Emergency Room
November 22nd, 2006 by Sonja

So … here I am still wrapped up in my afghan. I’ve moved slightly. Now I’m in the recliner. This was where I spent a good deal of last night in a vain attempt to sleep. I know I’d be getting better if I could just get a good night’s sleep. But this has been a lifelong battle with me. I can still hear the echos of my mother’s frustration when I was child and my brothers and I were sick. She’d say, of LightBrother1, to LightBrother2 and I, “Look he sleeps and then he gets better in just a day or two. You two, you lie around and you are sick, but you won’t sleep and stay sick for days and days. Why?” We’d look at her in bewilderment. What did she mean by that? How did we know why we couldn’t sleep? It’s not like we liked being sick. She knew that too. As a mother myself, I can empathize with the weariness of knowing what your child needs and them not engaging it. I’m so jealous of people who can sleep.

I’ve become a daytime television watcher. That’s the level of boredom I’m at. The books I’d like to read are too heavy for my mucus-logged brain. Sewing is right out. I tried that the other day and … well … unsewing is just frustrating and unproductive, at best.

I watched ER this morning. I’ve never watched ER on it’s regular night and time (i.e. on NBC). I’ve only ever watched the syndication on TNT and that with no regularity at all. Just often enough to get a certain sense of some of the major players. This morning’s episode was mainly about Dr. Weaver. Dr. Weaver had apparently revealed that she is a lesbian at some point in the past. In this episode, she is reunited with her birthmother who is a conservative Christian. She revealed her sexual orientation to her birthmother during the episode and the mother’s reaction was as one would anticipate and understated at the same time. It wasn’t that she reacted negatively (which she did, but without animosity), but that she attempted to blame herself for giving Dr. Weaver up for adoption. It was very interesting to see the clash of cultures, although that sounds rather more bombastic than what was played out.

I was fascinated by Dr. Weaver’s reaction. She revealed that she had at one time had a flourishing faith. Perhaps she still did, but felt completely rejected by the Church and it’s people who were supposedly her family. The closing scene was particularly poignant. Dr. Weaver asked her birthmother (Helen) if Helen would be able to accept her as she was. Helen responded by saying that of course she would love Kerry always. Dr. Weaver just looked back at her and said, “I don’t want your love without your acceptance.”

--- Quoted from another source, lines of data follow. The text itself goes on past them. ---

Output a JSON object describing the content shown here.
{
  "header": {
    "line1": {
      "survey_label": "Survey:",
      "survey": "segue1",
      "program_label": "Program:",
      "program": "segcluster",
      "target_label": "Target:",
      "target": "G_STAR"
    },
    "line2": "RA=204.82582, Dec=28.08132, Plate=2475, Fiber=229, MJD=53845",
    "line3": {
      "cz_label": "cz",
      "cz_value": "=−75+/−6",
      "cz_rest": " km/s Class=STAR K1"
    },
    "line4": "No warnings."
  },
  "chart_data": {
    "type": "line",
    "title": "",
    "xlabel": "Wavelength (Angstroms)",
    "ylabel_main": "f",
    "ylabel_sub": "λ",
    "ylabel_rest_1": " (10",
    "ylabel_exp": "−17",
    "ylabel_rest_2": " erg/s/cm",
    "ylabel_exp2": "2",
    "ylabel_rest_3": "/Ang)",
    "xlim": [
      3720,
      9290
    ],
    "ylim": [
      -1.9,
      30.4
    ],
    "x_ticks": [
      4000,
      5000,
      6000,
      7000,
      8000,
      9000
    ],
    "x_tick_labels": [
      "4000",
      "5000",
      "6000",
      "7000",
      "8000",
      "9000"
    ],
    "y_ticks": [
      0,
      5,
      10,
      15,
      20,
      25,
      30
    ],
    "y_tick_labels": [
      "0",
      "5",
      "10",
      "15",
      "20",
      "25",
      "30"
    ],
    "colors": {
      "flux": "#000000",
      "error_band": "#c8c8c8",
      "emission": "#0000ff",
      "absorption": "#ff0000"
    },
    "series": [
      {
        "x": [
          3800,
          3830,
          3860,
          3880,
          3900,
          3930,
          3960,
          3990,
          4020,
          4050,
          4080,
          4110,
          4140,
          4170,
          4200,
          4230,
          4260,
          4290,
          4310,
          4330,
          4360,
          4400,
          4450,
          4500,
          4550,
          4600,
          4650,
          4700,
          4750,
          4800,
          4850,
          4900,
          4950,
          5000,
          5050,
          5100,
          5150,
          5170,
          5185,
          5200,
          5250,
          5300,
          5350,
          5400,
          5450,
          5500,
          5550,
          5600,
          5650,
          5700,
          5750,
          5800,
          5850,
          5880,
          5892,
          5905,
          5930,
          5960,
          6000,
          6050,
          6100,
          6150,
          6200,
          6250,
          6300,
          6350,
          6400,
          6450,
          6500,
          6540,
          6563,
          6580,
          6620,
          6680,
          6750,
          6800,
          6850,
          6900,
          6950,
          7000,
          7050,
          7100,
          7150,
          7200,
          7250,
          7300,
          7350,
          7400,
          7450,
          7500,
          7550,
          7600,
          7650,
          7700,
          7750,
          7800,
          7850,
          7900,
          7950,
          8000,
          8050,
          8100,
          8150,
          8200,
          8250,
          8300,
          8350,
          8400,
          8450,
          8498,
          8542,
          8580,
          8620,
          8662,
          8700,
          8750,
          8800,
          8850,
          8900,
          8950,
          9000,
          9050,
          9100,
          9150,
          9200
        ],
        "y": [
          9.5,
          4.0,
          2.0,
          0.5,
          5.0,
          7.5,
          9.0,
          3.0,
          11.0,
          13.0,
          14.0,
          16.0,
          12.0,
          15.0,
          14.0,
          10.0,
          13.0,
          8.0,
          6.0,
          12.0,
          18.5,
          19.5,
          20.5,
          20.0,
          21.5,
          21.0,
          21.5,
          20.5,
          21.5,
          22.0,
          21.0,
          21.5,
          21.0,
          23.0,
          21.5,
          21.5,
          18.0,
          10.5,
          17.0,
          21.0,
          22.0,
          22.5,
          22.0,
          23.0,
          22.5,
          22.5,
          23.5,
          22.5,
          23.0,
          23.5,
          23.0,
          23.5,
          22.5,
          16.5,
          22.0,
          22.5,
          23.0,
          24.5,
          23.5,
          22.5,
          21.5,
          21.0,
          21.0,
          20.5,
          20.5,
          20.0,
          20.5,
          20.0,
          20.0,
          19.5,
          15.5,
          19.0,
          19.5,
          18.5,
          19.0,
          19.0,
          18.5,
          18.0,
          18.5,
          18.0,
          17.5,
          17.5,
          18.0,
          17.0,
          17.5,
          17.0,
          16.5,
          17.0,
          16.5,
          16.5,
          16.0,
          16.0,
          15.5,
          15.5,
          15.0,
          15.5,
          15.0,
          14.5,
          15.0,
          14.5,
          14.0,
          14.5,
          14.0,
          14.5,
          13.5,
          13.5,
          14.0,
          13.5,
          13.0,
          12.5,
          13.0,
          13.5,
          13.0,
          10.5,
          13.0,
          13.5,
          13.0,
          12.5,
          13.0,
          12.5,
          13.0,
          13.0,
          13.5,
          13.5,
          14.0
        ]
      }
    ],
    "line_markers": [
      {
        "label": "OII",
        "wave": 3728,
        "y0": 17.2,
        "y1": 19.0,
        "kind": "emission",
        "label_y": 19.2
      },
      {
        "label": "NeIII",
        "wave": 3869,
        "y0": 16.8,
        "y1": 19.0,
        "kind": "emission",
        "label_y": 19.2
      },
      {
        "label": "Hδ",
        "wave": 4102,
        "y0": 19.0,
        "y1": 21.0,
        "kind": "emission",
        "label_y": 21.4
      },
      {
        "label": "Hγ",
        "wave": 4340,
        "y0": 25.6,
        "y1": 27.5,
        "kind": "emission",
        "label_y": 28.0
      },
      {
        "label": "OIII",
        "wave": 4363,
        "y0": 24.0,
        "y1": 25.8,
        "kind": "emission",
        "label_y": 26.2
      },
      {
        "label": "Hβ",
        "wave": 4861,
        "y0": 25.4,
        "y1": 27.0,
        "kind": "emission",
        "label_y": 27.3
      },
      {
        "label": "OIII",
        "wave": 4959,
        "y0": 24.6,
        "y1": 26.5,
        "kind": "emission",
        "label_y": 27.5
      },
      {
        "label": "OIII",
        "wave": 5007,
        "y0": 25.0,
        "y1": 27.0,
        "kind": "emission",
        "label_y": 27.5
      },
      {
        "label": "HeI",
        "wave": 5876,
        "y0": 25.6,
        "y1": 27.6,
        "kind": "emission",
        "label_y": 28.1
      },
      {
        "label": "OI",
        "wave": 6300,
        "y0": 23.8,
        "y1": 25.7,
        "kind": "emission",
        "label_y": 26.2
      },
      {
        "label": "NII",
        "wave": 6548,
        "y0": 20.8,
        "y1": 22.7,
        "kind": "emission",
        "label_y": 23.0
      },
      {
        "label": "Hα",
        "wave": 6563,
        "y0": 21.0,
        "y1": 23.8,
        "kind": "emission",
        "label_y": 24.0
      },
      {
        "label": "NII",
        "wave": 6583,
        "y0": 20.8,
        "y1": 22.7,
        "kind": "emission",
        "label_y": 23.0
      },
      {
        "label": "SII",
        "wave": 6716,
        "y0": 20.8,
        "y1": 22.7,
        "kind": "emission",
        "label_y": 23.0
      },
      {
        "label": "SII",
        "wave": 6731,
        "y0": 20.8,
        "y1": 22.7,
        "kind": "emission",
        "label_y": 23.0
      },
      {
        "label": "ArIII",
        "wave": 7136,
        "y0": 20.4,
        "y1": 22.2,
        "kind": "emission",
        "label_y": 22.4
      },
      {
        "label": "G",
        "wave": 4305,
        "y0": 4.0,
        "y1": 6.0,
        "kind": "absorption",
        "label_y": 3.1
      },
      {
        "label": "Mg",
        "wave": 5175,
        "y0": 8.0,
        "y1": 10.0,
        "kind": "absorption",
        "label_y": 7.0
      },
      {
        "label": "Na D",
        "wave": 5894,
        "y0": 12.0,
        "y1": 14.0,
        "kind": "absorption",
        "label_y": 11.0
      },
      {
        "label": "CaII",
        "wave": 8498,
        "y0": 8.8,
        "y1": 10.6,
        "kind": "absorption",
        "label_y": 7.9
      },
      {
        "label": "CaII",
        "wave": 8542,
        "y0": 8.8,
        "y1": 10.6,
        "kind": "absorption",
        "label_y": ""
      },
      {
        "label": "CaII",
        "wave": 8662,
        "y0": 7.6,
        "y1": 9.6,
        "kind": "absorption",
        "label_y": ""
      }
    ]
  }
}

That line got me thinking.  How do we love others?  How do we love people who do things we don’t agree with?  Who’s very lives are an affront to some part of us that we hold dear?  What is love and how do we express it?  Indeed, how can we claim to fully love someone if we don’t accept the very nature of who they are?


One Response  
  • kate writes:
    November 25th, 20068:25 pmat

    And yet, how can we “accept” things in others that are less than perfect? (let’s leave aside for the moment whether we think that about lesbianism, or not.) And yet, who’s perfect? Is it loving someone to ignore the thing they might need help with? I don’t know. I suspect not, but I really don’t know. That episode was a really hard one for me to watch. I cringed quite a lot, mostly in the flipping back and forth between perspectives as Kerri and her mom were talking. (I’m a regular e.r. veiwer) I actually called my parents (on West Coast time) and warned them about it — my grandma had been visiting them, and I didn’t think she’d be keen to see that particular issue played out.
    I hope you feel better soon. Ugh.